I felt his gaze on me the entire way back to the bar. It’s funny how you know when someone’s staring at your ass as you walk, and right now I didn’t care. Let him stare. He would never touch it again. Or any other part of me.
Dex was the one I should want touching me. I tried to conjure images of his blue irises and dark, short hair. Nothing. The fact he was being so distant since he left town didn’t sit well with me, and we needed to talk soon. I wouldn’t put up with this shit from him. I must focus on my goals and not a boyfriend who didn’t call and certainly not Theo Sullivan.
When I returned to work, I decided to take action into my own hands and stop letting the men in my life dismiss me.
I sat down in Theo’s office and wrote him a note he would see tomorrow when I’d be off work.
I told him I wanted to set up a meeting for early Monday morning and would like to discuss all of the ideas I had for the Bearded Goat.
Maybe if I could get him alone, and he could see how serious I was, it would change his mind about promoting me.
I left him my number to text me if he agreed to meet with me.
Late Sunday evening, I received a text stating Monday morning was a go. Now I needed to woo him with my brilliance.
***
I was a nervous wreck for my meeting with Theo on Monday morning.
As I drove to work, my stomach a bundle of nerves, I gripped the steering wheel until my knuckles turned white.
I pulled along Ocean Drive and found a spot near the bar. It was early, the sun barely creeping up from the horizon, and only a few people were out and about. A few seagulls circled in the bright blue sky.
Even the vendors with their jewelry and t-shirt stands weren’t fully set up.
A warm breeze blew off the ocean and swirled my hair around my face. Taking a deep breath, trying my hardest to gain confidence, I entered the bar.
Theo held his clipboard in his strong hands standing behind the bar when I stepped inside. He stopped, stared, and then returned his attention back to what he was doing.
“Hello,” I said, nervously.
“Penny,” he said, not looking up from the clipboard.
It felt eerily strange being in the bar alone with him.
I stood frozen as he laid the clipboard down along the bar and rested his arm over top of it.

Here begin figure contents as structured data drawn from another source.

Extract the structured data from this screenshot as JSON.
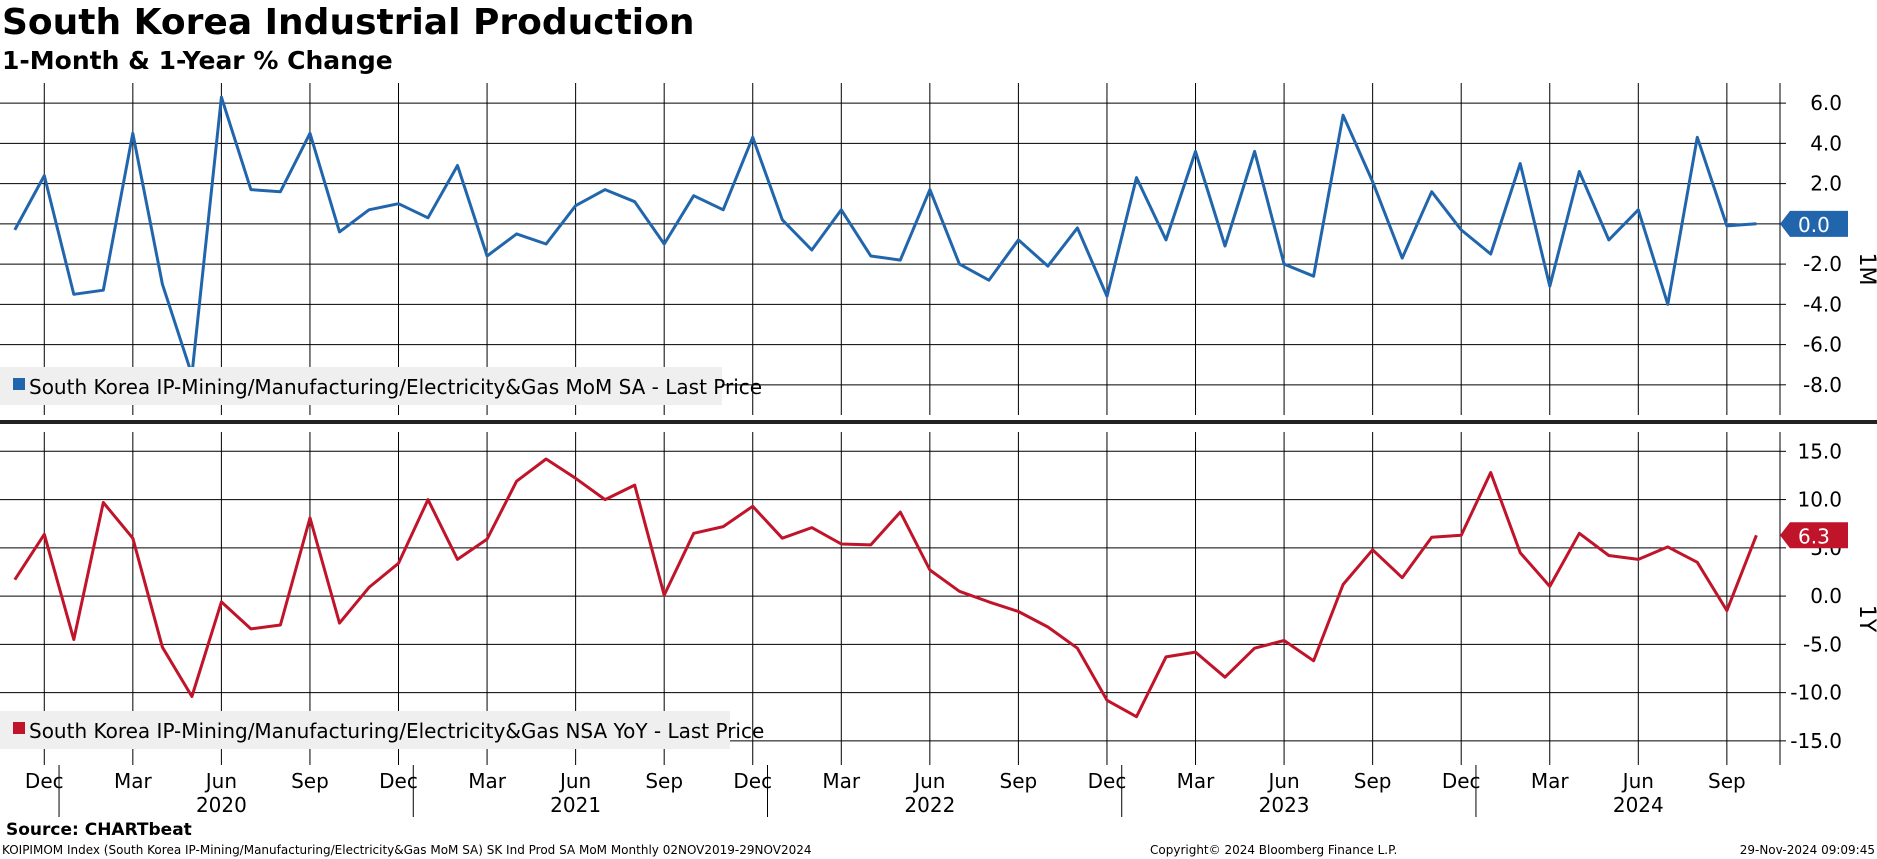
{
  "header": {
    "title": "South Korea Industrial Production",
    "subtitle": "1-Month & 1-Year % Change"
  },
  "footer": {
    "source": "Source: CHARTbeat",
    "index_info": "KOIPIMOM Index (South Korea IP-Mining/Manufacturing/Electricity&Gas MoM SA) SK Ind Prod SA MoM  Monthly 02NOV2019-29NOV2024",
    "copyright": "Copyright© 2024 Bloomberg Finance L.P.",
    "timestamp": "29-Nov-2024 09:09:45"
  },
  "colors": {
    "mom": "#2166ac",
    "yoy": "#c0142b",
    "grid": "#000000"
  },
  "chart_data": [
    {
      "type": "line",
      "panel": "top",
      "axis_label": "1M",
      "legend": "South Korea IP-Mining/Manufacturing/Electricity&Gas MoM SA - Last Price",
      "last_value_label": "0.0",
      "ylim": [
        -9.5,
        7.0
      ],
      "y_ticks": [
        6.0,
        4.0,
        2.0,
        0.0,
        -2.0,
        -4.0,
        -6.0,
        -8.0
      ],
      "y_tick_labels": [
        "6.0",
        "4.0",
        "2.0",
        "0.0",
        "-2.0",
        "-4.0",
        "-6.0",
        "-8.0"
      ],
      "x_start": "2019-11",
      "values": [
        -0.3,
        2.4,
        -3.5,
        -3.3,
        4.5,
        -3.0,
        -7.5,
        6.3,
        1.7,
        1.6,
        4.5,
        -0.4,
        0.7,
        1.0,
        0.3,
        2.9,
        -1.6,
        -0.5,
        -1.0,
        0.9,
        1.7,
        1.1,
        -1.0,
        1.4,
        0.7,
        4.3,
        0.2,
        -1.3,
        0.7,
        -1.6,
        -1.8,
        1.7,
        -2.0,
        -2.8,
        -0.8,
        -2.1,
        -0.2,
        -3.6,
        2.3,
        -0.8,
        3.6,
        -1.1,
        3.6,
        -2.0,
        -2.6,
        5.4,
        2.1,
        -1.7,
        1.6,
        -0.3,
        -1.5,
        3.0,
        -3.1,
        2.6,
        -0.8,
        0.7,
        -4.0,
        4.3,
        -0.1,
        0.0
      ]
    },
    {
      "type": "line",
      "panel": "bottom",
      "axis_label": "1Y",
      "legend": "South Korea IP-Mining/Manufacturing/Electricity&Gas NSA YoY - Last Price",
      "last_value_label": "6.3",
      "ylim": [
        -17.5,
        17.0
      ],
      "y_ticks": [
        15.0,
        10.0,
        5.0,
        0.0,
        -5.0,
        -10.0,
        -15.0
      ],
      "y_tick_labels": [
        "15.0",
        "10.0",
        "5.0",
        "0.0",
        "-5.0",
        "-10.0",
        "-15.0"
      ],
      "x_start": "2019-11",
      "values": [
        1.7,
        6.4,
        -4.5,
        9.7,
        6.0,
        -5.3,
        -10.4,
        -0.6,
        -3.4,
        -3.0,
        8.1,
        -2.8,
        0.9,
        3.4,
        10.0,
        3.8,
        5.9,
        11.9,
        14.2,
        12.2,
        10.0,
        11.5,
        0.1,
        6.5,
        7.2,
        9.3,
        6.0,
        7.1,
        5.4,
        5.3,
        8.7,
        2.7,
        0.5,
        -0.6,
        -1.6,
        -3.2,
        -5.4,
        -10.8,
        -12.5,
        -6.3,
        -5.8,
        -8.4,
        -5.4,
        -4.6,
        -6.7,
        1.2,
        4.8,
        1.9,
        6.1,
        6.3,
        12.8,
        4.5,
        1.0,
        6.5,
        4.2,
        3.8,
        5.1,
        3.5,
        -1.5,
        6.3
      ]
    }
  ],
  "x_axis": {
    "month_ticks": [
      {
        "label": "Dec",
        "index": 1
      },
      {
        "label": "Mar",
        "index": 4
      },
      {
        "label": "Jun",
        "index": 7
      },
      {
        "label": "Sep",
        "index": 10
      },
      {
        "label": "Dec",
        "index": 13
      },
      {
        "label": "Mar",
        "index": 16
      },
      {
        "label": "Jun",
        "index": 19
      },
      {
        "label": "Sep",
        "index": 22
      },
      {
        "label": "Dec",
        "index": 25
      },
      {
        "label": "Mar",
        "index": 28
      },
      {
        "label": "Jun",
        "index": 31
      },
      {
        "label": "Sep",
        "index": 34
      },
      {
        "label": "Dec",
        "index": 37
      },
      {
        "label": "Mar",
        "index": 40
      },
      {
        "label": "Jun",
        "index": 43
      },
      {
        "label": "Sep",
        "index": 46
      },
      {
        "label": "Dec",
        "index": 49
      },
      {
        "label": "Mar",
        "index": 52
      },
      {
        "label": "Jun",
        "index": 55
      },
      {
        "label": "Sep",
        "index": 58
      }
    ],
    "year_labels": [
      {
        "label": "2020",
        "index": 7
      },
      {
        "label": "2021",
        "index": 19
      },
      {
        "label": "2022",
        "index": 31
      },
      {
        "label": "2023",
        "index": 43
      },
      {
        "label": "2024",
        "index": 55
      }
    ],
    "year_separators": [
      1.5,
      13.5,
      25.5,
      37.5,
      49.5
    ]
  }
}
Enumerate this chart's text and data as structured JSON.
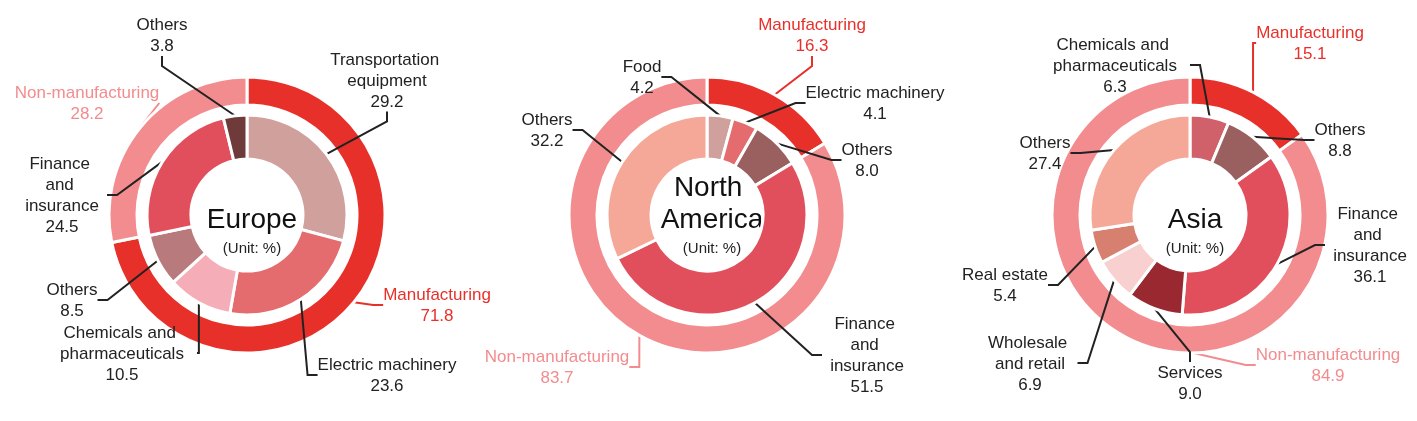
{
  "chart_data": [
    {
      "type": "donut",
      "title": "Europe",
      "subtitle": "(Unit: %)",
      "categories": [
        "Manufacturing",
        "Non-manufacturing"
      ],
      "values": [
        71.8,
        28.2
      ],
      "colors": [
        "#e8302a",
        "#f28c8e"
      ],
      "value_labels": [
        "71.8",
        "28.2"
      ]
    },
    {
      "type": "donut",
      "categories": [
        "Transportation equipment",
        "Electric machinery",
        "Chemicals and pharmaceuticals",
        "Others",
        "Finance and insurance",
        "Others"
      ],
      "values": [
        29.2,
        23.6,
        10.5,
        8.5,
        24.5,
        3.8
      ],
      "colors": [
        "#cfa09c",
        "#e46b6e",
        "#f5aeb8",
        "#b87a7c",
        "#e24f5c",
        "#6e3a3a"
      ],
      "value_labels": [
        "29.2",
        "23.6",
        "10.5",
        "8.5",
        "24.5",
        "3.8"
      ]
    },
    {
      "type": "donut",
      "title": "North America",
      "subtitle": "(Unit: %)",
      "categories": [
        "Manufacturing",
        "Non-manufacturing"
      ],
      "values": [
        16.3,
        83.7
      ],
      "colors": [
        "#e8302a",
        "#f28c8e"
      ],
      "value_labels": [
        "16.3",
        "83.7"
      ]
    },
    {
      "type": "donut",
      "categories": [
        "Food",
        "Electric machinery",
        "Others",
        "Finance and insurance",
        "Others"
      ],
      "values": [
        4.2,
        4.1,
        8.0,
        51.5,
        32.2
      ],
      "colors": [
        "#cfa09c",
        "#e46b6e",
        "#9a6060",
        "#e24f5c",
        "#f5a898"
      ],
      "value_labels": [
        "4.2",
        "4.1",
        "8.0",
        "51.5",
        "32.2"
      ]
    },
    {
      "type": "donut",
      "title": "Asia",
      "subtitle": "(Unit: %)",
      "categories": [
        "Manufacturing",
        "Non-manufacturing"
      ],
      "values": [
        15.1,
        84.9
      ],
      "colors": [
        "#e8302a",
        "#f28c8e"
      ],
      "value_labels": [
        "15.1",
        "84.9"
      ]
    },
    {
      "type": "donut",
      "categories": [
        "Chemicals and pharmaceuticals",
        "Others",
        "Finance and insurance",
        "Services",
        "Wholesale and retail",
        "Real estate",
        "Others"
      ],
      "values": [
        6.3,
        8.8,
        36.1,
        9.0,
        6.9,
        5.4,
        27.4
      ],
      "colors": [
        "#d0606a",
        "#9a6060",
        "#e24f5c",
        "#9a2830",
        "#f8d0d0",
        "#d88070",
        "#f5a898"
      ],
      "value_labels": [
        "6.3",
        "8.8",
        "36.1",
        "9.0",
        "6.9",
        "5.4",
        "27.4"
      ]
    }
  ]
}
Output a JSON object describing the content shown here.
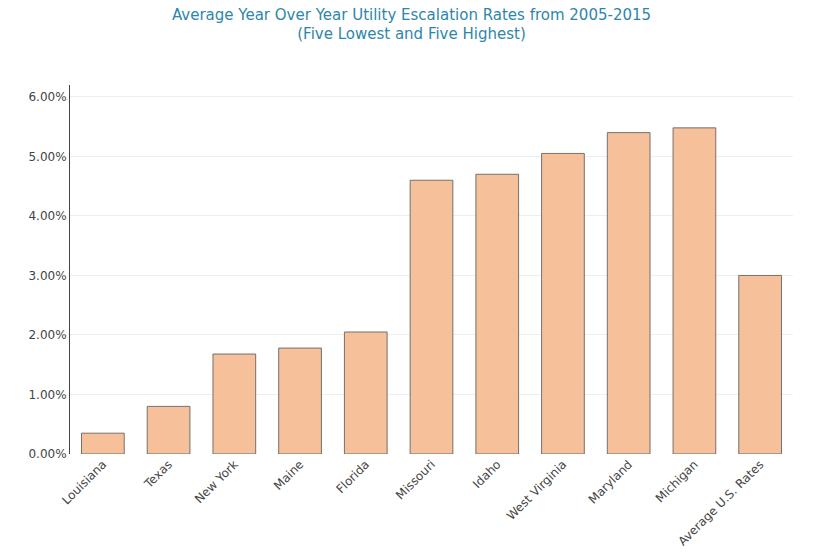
{
  "chart_data": {
    "type": "bar",
    "title": "Average Year Over Year Utility Escalation Rates from 2005-2015",
    "subtitle": "(Five Lowest and Five Highest)",
    "categories": [
      "Louisiana",
      "Texas",
      "New York",
      "Maine",
      "Florida",
      "Missouri",
      "Idaho",
      "West Virginia",
      "Maryland",
      "Michigan",
      "Average U.S. Rates"
    ],
    "values": [
      0.0035,
      0.008,
      0.0168,
      0.0178,
      0.0205,
      0.046,
      0.047,
      0.0505,
      0.054,
      0.0548,
      0.03
    ],
    "color": "#F5C09A",
    "ylim": [
      0,
      0.062
    ],
    "yticks": [
      {
        "value": 0.0,
        "label": "0.00%"
      },
      {
        "value": 0.01,
        "label": "1.00%"
      },
      {
        "value": 0.02,
        "label": "2.00%"
      },
      {
        "value": 0.03,
        "label": "3.00%"
      },
      {
        "value": 0.04,
        "label": "4.00%"
      },
      {
        "value": 0.05,
        "label": "5.00%"
      },
      {
        "value": 0.06,
        "label": "6.00%"
      }
    ],
    "grid": true
  }
}
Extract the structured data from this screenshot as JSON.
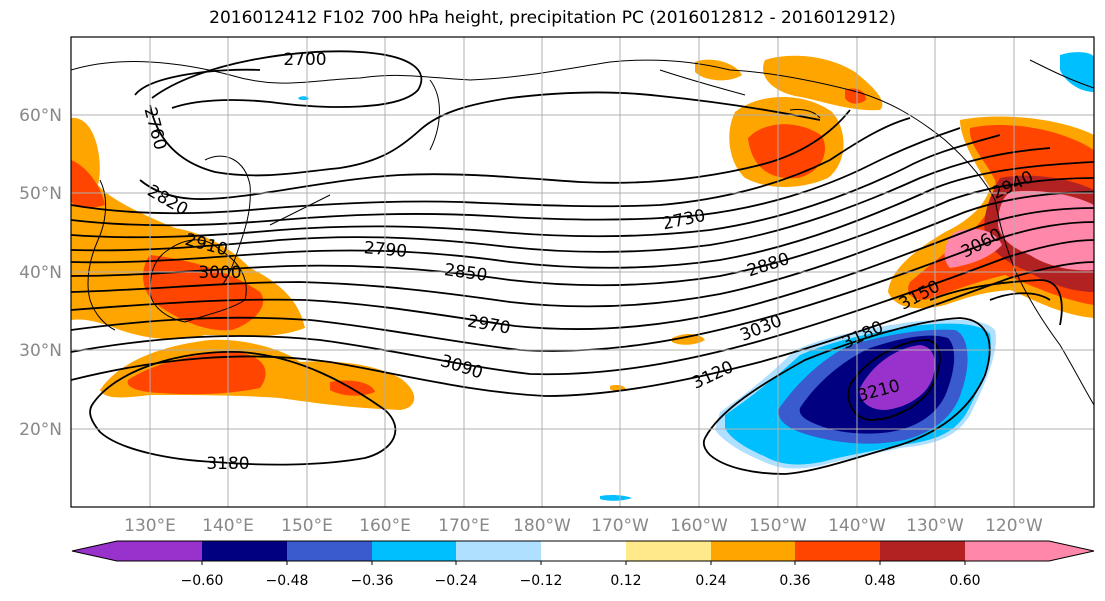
{
  "title": "2016012412 F102 700 hPa height, precipitation PC (2016012812 - 2016012912)",
  "lon_labels": [
    "130°E",
    "140°E",
    "150°E",
    "160°E",
    "170°E",
    "180°W",
    "170°W",
    "160°W",
    "150°W",
    "140°W",
    "130°W",
    "120°W"
  ],
  "lat_labels": [
    "60°N",
    "50°N",
    "40°N",
    "30°N",
    "20°N"
  ],
  "contour_labels": [
    "2700",
    "2760",
    "2820",
    "2910",
    "3000",
    "2790",
    "2850",
    "2730",
    "2880",
    "2970",
    "3030",
    "3090",
    "3120",
    "3180",
    "3210",
    "3150",
    "3060",
    "2940",
    "3180"
  ],
  "colorbar": {
    "ticks": [
      "−0.60",
      "−0.48",
      "−0.36",
      "−0.24",
      "−0.12",
      "0.12",
      "0.24",
      "0.36",
      "0.48",
      "0.60"
    ],
    "colors": [
      "#9932cc",
      "#000080",
      "#3a5bcd",
      "#00bfff",
      "#b0e0ff",
      "#ffffff",
      "#ffe98a",
      "#ffa500",
      "#ff4500",
      "#b22222",
      "#ff88aa",
      "#ff88aa"
    ]
  }
}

His attention all on me, almost as if a fire was lit in his eyes, made me weak in the knees.
Moving wasn’t happening, forget about breathing properly.
I cleared my throat and tried to speak, but the words wouldn’t come.
“Are we going to start? Or are you going to stand there all day?”
Why was he only ever mean to me?
“No, we can begin,” I said as I took a seat on a barstool with the wide oak bar between us.